Rate limited (429 errors)
Cause: Too many requests to Reddit
Solution: Increase download_delay_seconds or decrease requests_per_minute in config
Incomplete galleries
Cause: Gallery metadata not available from Reddit API
Solution: Verify the post still exists on Reddit
Web interface not starting
Cause: Port already in use or missing dependencies
Solution:
# Check if port is in use
lsof -i :8000
# Reinstall dependencies (editable)
pip install -e ".[dev]"
Project Structure
reddit-media-collector/
├── src/
│ ├── main.py # Collector entry point
│ ├── config.py # Configuration dataclasses + rotating logger
│ ├── database.py # SQLite (WAL) + tags taxonomy + auto-tagger
│ ├── downloader.py # Downloader with retry + dedupe
│ ├── reddit_client.py # Reddit JSON-API client
│ ├── sidecar.py # Immich-compatible JSON sidecars
│ ├── extractors/ # URL extractors per host (reddit, imgur, gfycat)
│ └── web/ # FastAPI app
│ ├── app.py # App, lifespan, PIN-lock middleware
│ ├── auth.py # Optional HTTP Basic auth
│ ├── session.py # HMAC-signed PIN session cookie
│ ├── config_manager.py
│ ├── deps.py
│ ├── rate_limit.py # Per-IP throttle dependency
│ ├── routers/
│ │ ├── config.py # Config CRUD (HTMX-aware fragments)
│ │ ├── favorites.py
│ │ ├── health.py # Public /health JSON
│ │ ├── media.py # Gallery, file serving, cleanups
│ │ ├── scheduler.py # In-app scheduler + collector control
│ │ ├── stats.py
│ │ └── tags.py # Tag taxonomy CRUD + backfill
│ ├── static/
│ │ ├── css/app.css # Extracted from inline (themed via CSS vars)
│ │ └── js/
│ │ ├── api.js # Shared fetch helpers
│ │ └── app.js # All app logic
│ └── templates/
│ ├── index.html # Composition: extends layout + includes
│ ├── unlock.html # PIN entry screen
│ └── partials/ # tab_*.html, _modal_*.html, _item_*.html, _tag.html
├── tests/ # pytest (unit + API contract; 151 tests)
├── downloads/ # Downloaded media (gitignored)
├── config.yaml # Configuration
├── pyproject.toml # Project metadata + tooling config
├── .pre-commit-config.yaml # ruff + mypy hooks
├── .github/workflows/
│ ├── ci.yml # lint, types, test, docker (per PR/push)

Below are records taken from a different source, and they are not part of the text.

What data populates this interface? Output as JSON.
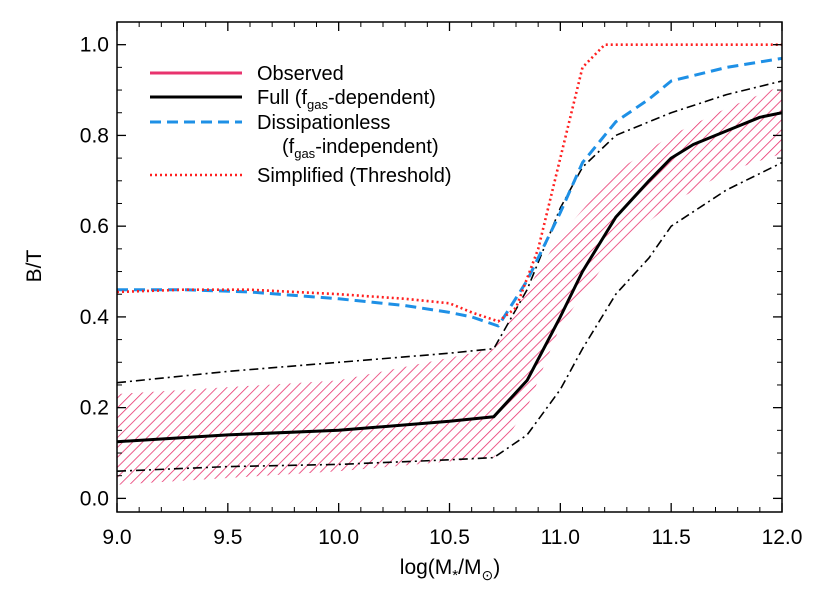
{
  "chart_data": {
    "type": "line",
    "xlabel": "log(M*/M⊙)",
    "ylabel": "B/T",
    "xlim": [
      9.0,
      12.0
    ],
    "ylim": [
      -0.03,
      1.05
    ],
    "xticks": [
      "9.0",
      "9.5",
      "10.0",
      "10.5",
      "11.0",
      "11.5",
      "12.0"
    ],
    "yticks": [
      "0.0",
      "0.2",
      "0.4",
      "0.6",
      "0.8",
      "1.0"
    ],
    "legend_position": "top-left",
    "observed_band": {
      "name": "Observed",
      "color": "#e8336e",
      "x": [
        9.0,
        10.0,
        10.7,
        10.85,
        11.0,
        11.25,
        11.5,
        11.75,
        12.0
      ],
      "lower": [
        0.03,
        0.06,
        0.09,
        0.2,
        0.38,
        0.55,
        0.65,
        0.72,
        0.76
      ],
      "upper": [
        0.23,
        0.26,
        0.33,
        0.46,
        0.58,
        0.72,
        0.8,
        0.86,
        0.91
      ]
    },
    "series": [
      {
        "name": "Full",
        "sub": "gas",
        "suffix": "-dependent)",
        "label_prefix": "Full (f",
        "style": "solid",
        "color": "#000000",
        "x": [
          9.0,
          9.5,
          10.0,
          10.5,
          10.7,
          10.85,
          11.0,
          11.1,
          11.25,
          11.4,
          11.5,
          11.6,
          11.75,
          11.9,
          12.0
        ],
        "y": [
          0.125,
          0.14,
          0.15,
          0.17,
          0.18,
          0.26,
          0.4,
          0.5,
          0.62,
          0.7,
          0.75,
          0.78,
          0.81,
          0.84,
          0.85
        ]
      },
      {
        "name": "Full upper bound",
        "style": "dashdot",
        "color": "#000000",
        "x": [
          9.0,
          9.5,
          10.0,
          10.5,
          10.7,
          10.85,
          11.0,
          11.1,
          11.25,
          11.5,
          11.75,
          12.0
        ],
        "y": [
          0.255,
          0.28,
          0.3,
          0.32,
          0.33,
          0.46,
          0.64,
          0.73,
          0.8,
          0.85,
          0.89,
          0.92
        ]
      },
      {
        "name": "Full lower bound",
        "style": "dashdot",
        "color": "#000000",
        "x": [
          9.0,
          9.5,
          10.0,
          10.5,
          10.7,
          10.85,
          11.0,
          11.1,
          11.25,
          11.4,
          11.5,
          11.75,
          12.0
        ],
        "y": [
          0.06,
          0.07,
          0.075,
          0.085,
          0.09,
          0.14,
          0.24,
          0.33,
          0.45,
          0.53,
          0.6,
          0.68,
          0.74
        ]
      },
      {
        "name": "Dissipationless",
        "label_line2_prefix": "(f",
        "sub": "gas",
        "suffix": "-independent)",
        "style": "dashed",
        "color": "#1e90e6",
        "x": [
          9.0,
          9.3,
          9.6,
          10.0,
          10.3,
          10.5,
          10.6,
          10.72,
          10.85,
          11.0,
          11.1,
          11.25,
          11.4,
          11.5,
          11.75,
          12.0
        ],
        "y": [
          0.46,
          0.46,
          0.455,
          0.44,
          0.425,
          0.41,
          0.4,
          0.38,
          0.48,
          0.63,
          0.74,
          0.83,
          0.88,
          0.92,
          0.95,
          0.97
        ]
      },
      {
        "name": "Simplified (Threshold)",
        "style": "dotted",
        "color": "#ff2020",
        "x": [
          9.0,
          9.3,
          9.6,
          10.0,
          10.3,
          10.5,
          10.6,
          10.72,
          10.8,
          10.9,
          11.0,
          11.1,
          11.2,
          11.5,
          12.0
        ],
        "y": [
          0.455,
          0.46,
          0.46,
          0.45,
          0.44,
          0.43,
          0.41,
          0.39,
          0.42,
          0.55,
          0.75,
          0.95,
          1.0,
          1.0,
          1.0
        ]
      }
    ],
    "legend": [
      {
        "label": "Observed",
        "style": "solid",
        "color": "#e8336e"
      },
      {
        "label": "Full (f",
        "sub": "gas",
        "suffix": "-dependent)",
        "style": "solid",
        "color": "#000000"
      },
      {
        "label": "Dissipationless",
        "line2": "(f",
        "sub": "gas",
        "suffix": "-independent)",
        "style": "dashed",
        "color": "#1e90e6"
      },
      {
        "label": "Simplified (Threshold)",
        "style": "dotted",
        "color": "#ff2020"
      }
    ]
  }
}
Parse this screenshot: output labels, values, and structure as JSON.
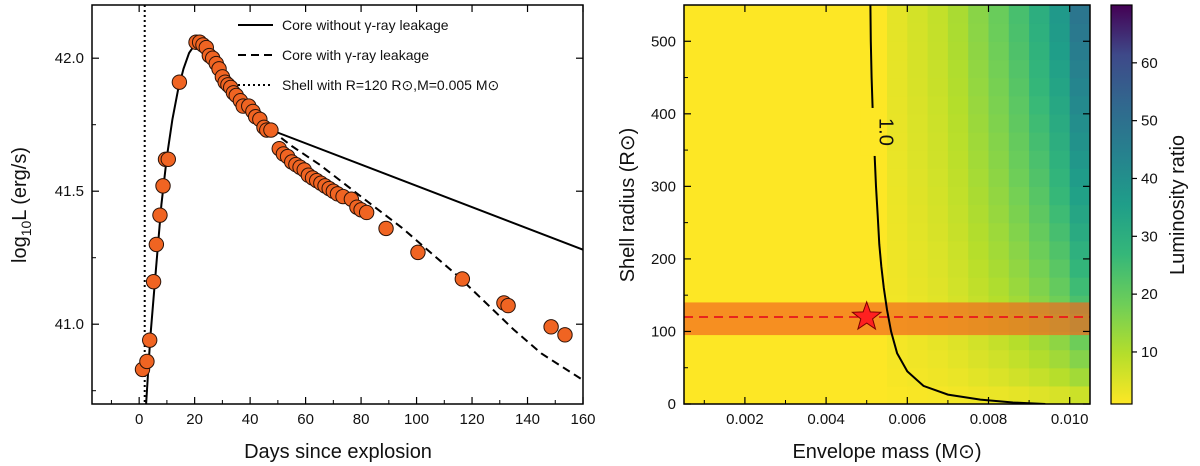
{
  "chart_data": [
    {
      "type": "scatter+line",
      "title": "",
      "xlabel": "Days since explosion",
      "ylabel_main": "log",
      "ylabel_sub": "10",
      "ylabel_rest": "L (erg/s)",
      "xlim": [
        -17,
        160
      ],
      "ylim": [
        40.7,
        42.2
      ],
      "xticks": [
        0,
        20,
        40,
        60,
        80,
        100,
        120,
        140,
        160
      ],
      "yticks": [
        41.0,
        41.5,
        42.0
      ],
      "ytick_labels": [
        "41.0",
        "41.5",
        "42.0"
      ],
      "marker_color": "#f06422",
      "legend": [
        {
          "label": "Core without γ-ray leakage",
          "style": "solid"
        },
        {
          "label": "Core with γ-ray leakage",
          "style": "dashed"
        },
        {
          "label": "Shell with R=120 R⊙,M=0.005 M⊙",
          "style": "dotted"
        }
      ],
      "observations": {
        "x": [
          1.2,
          2.8,
          3.8,
          5.2,
          6.2,
          7.5,
          8.6,
          9.5,
          10.5,
          14.5,
          20.5,
          21.8,
          23.0,
          24.2,
          25.3,
          26.5,
          27.8,
          28.8,
          30.0,
          31.0,
          32.0,
          33.0,
          34.0,
          35.0,
          36.5,
          37.5,
          39.5,
          41.0,
          42.0,
          43.5,
          45.0,
          46.0,
          47.5,
          50.5,
          52.0,
          53.5,
          55.0,
          56.5,
          58.0,
          59.5,
          61.0,
          62.5,
          64.0,
          65.5,
          67.0,
          68.5,
          70.0,
          71.5,
          73.5,
          76.5,
          78.5,
          80.0,
          82.0,
          89.0,
          100.5,
          116.5,
          131.5,
          133.0,
          148.5,
          153.5
        ],
        "y": [
          40.83,
          40.86,
          40.94,
          41.16,
          41.3,
          41.41,
          41.52,
          41.62,
          41.62,
          41.91,
          42.06,
          42.06,
          42.05,
          42.04,
          42.01,
          42.0,
          41.98,
          41.96,
          41.93,
          41.91,
          41.9,
          41.89,
          41.87,
          41.86,
          41.84,
          41.82,
          41.82,
          41.8,
          41.78,
          41.77,
          41.74,
          41.73,
          41.73,
          41.66,
          41.64,
          41.63,
          41.61,
          41.6,
          41.59,
          41.58,
          41.56,
          41.55,
          41.54,
          41.53,
          41.52,
          41.51,
          41.5,
          41.49,
          41.48,
          41.47,
          41.44,
          41.43,
          41.42,
          41.36,
          41.27,
          41.17,
          41.08,
          41.07,
          40.99,
          40.96
        ]
      },
      "model_rise": {
        "x": [
          2.5,
          4,
          6,
          8,
          10,
          12,
          14,
          16,
          18,
          20,
          22,
          24,
          26,
          28,
          30,
          32,
          35,
          38,
          41,
          44,
          47.5
        ],
        "y": [
          40.7,
          40.95,
          41.2,
          41.45,
          41.63,
          41.77,
          41.88,
          41.96,
          42.02,
          42.05,
          42.06,
          42.04,
          42.0,
          41.95,
          41.91,
          41.88,
          41.84,
          41.81,
          41.78,
          41.75,
          41.73
        ]
      },
      "model_no_leakage": {
        "x": [
          47.5,
          160
        ],
        "y": [
          41.73,
          41.28
        ]
      },
      "model_leakage": {
        "x": [
          47.5,
          55,
          65,
          75,
          85,
          95,
          105,
          115,
          125,
          135,
          145,
          160
        ],
        "y": [
          41.73,
          41.67,
          41.6,
          41.52,
          41.44,
          41.36,
          41.27,
          41.18,
          41.08,
          40.98,
          40.89,
          40.79
        ]
      },
      "shell_line_x": 2.0
    },
    {
      "type": "heatmap",
      "title": "",
      "xlabel": "Envelope mass (M⊙)",
      "ylabel": "Shell radius (R⊙)",
      "colorbar_label": "Luminosity ratio",
      "xlim": [
        0.0005,
        0.0105
      ],
      "ylim": [
        0,
        550
      ],
      "xticks": [
        0.002,
        0.004,
        0.006,
        0.008,
        0.01
      ],
      "xtick_labels": [
        "0.002",
        "0.004",
        "0.006",
        "0.008",
        "0.010"
      ],
      "yticks": [
        0,
        100,
        200,
        300,
        400,
        500
      ],
      "colorbar_ticks": [
        10,
        20,
        30,
        40,
        50,
        60
      ],
      "colorbar_range": [
        1,
        70
      ],
      "column_mass_starts": [
        0.0055,
        0.006,
        0.0065,
        0.007,
        0.0075,
        0.008,
        0.0085,
        0.009,
        0.0095,
        0.01
      ],
      "column_top_ratio": [
        4,
        6,
        8,
        11,
        15,
        19,
        24,
        30,
        37,
        48
      ],
      "contour_label": "1.0",
      "contour": {
        "x": [
          0.00509,
          0.0051,
          0.00512,
          0.00515,
          0.00519,
          0.00523,
          0.00527,
          0.00531,
          0.00536,
          0.00542,
          0.0055,
          0.0056,
          0.00575,
          0.006,
          0.0064,
          0.007,
          0.0078,
          0.0086,
          0.0094
        ],
        "y": [
          550,
          500,
          450,
          400,
          350,
          300,
          260,
          220,
          190,
          160,
          130,
          100,
          70,
          45,
          25,
          13,
          6,
          2,
          0
        ]
      },
      "shell_band": [
        95,
        140
      ],
      "shell_radius": 120,
      "star_mass": 0.005,
      "star_radius": 120,
      "star_color": "#ff2020"
    }
  ]
}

│ └── release.yml # GHCR publish on every v* tag
├── Dockerfile
├── docker-compose.yml # Local dev
├── docker-compose.synology.yml # NAS-flavored (image from GHCR)
└── README.md
Contributing
Contributions are welcome! Please feel free to submit a Pull Request.
- Fork the repository
- Create your feature branch (
git checkout -b feature/amazing-feature) - Commit your changes (
git commit -m 'Add amazing feature') - Push to the branch (
git push origin feature/amazing-feature) - Open a Pull Request
License
This project is licensed under the MIT License - see the LICENSE file for details.
Disclaimer
This tool is for personal use only. Please respect Reddit's Terms of Service and the content creators' rights. Do not use this tool to redistribute copyrighted content.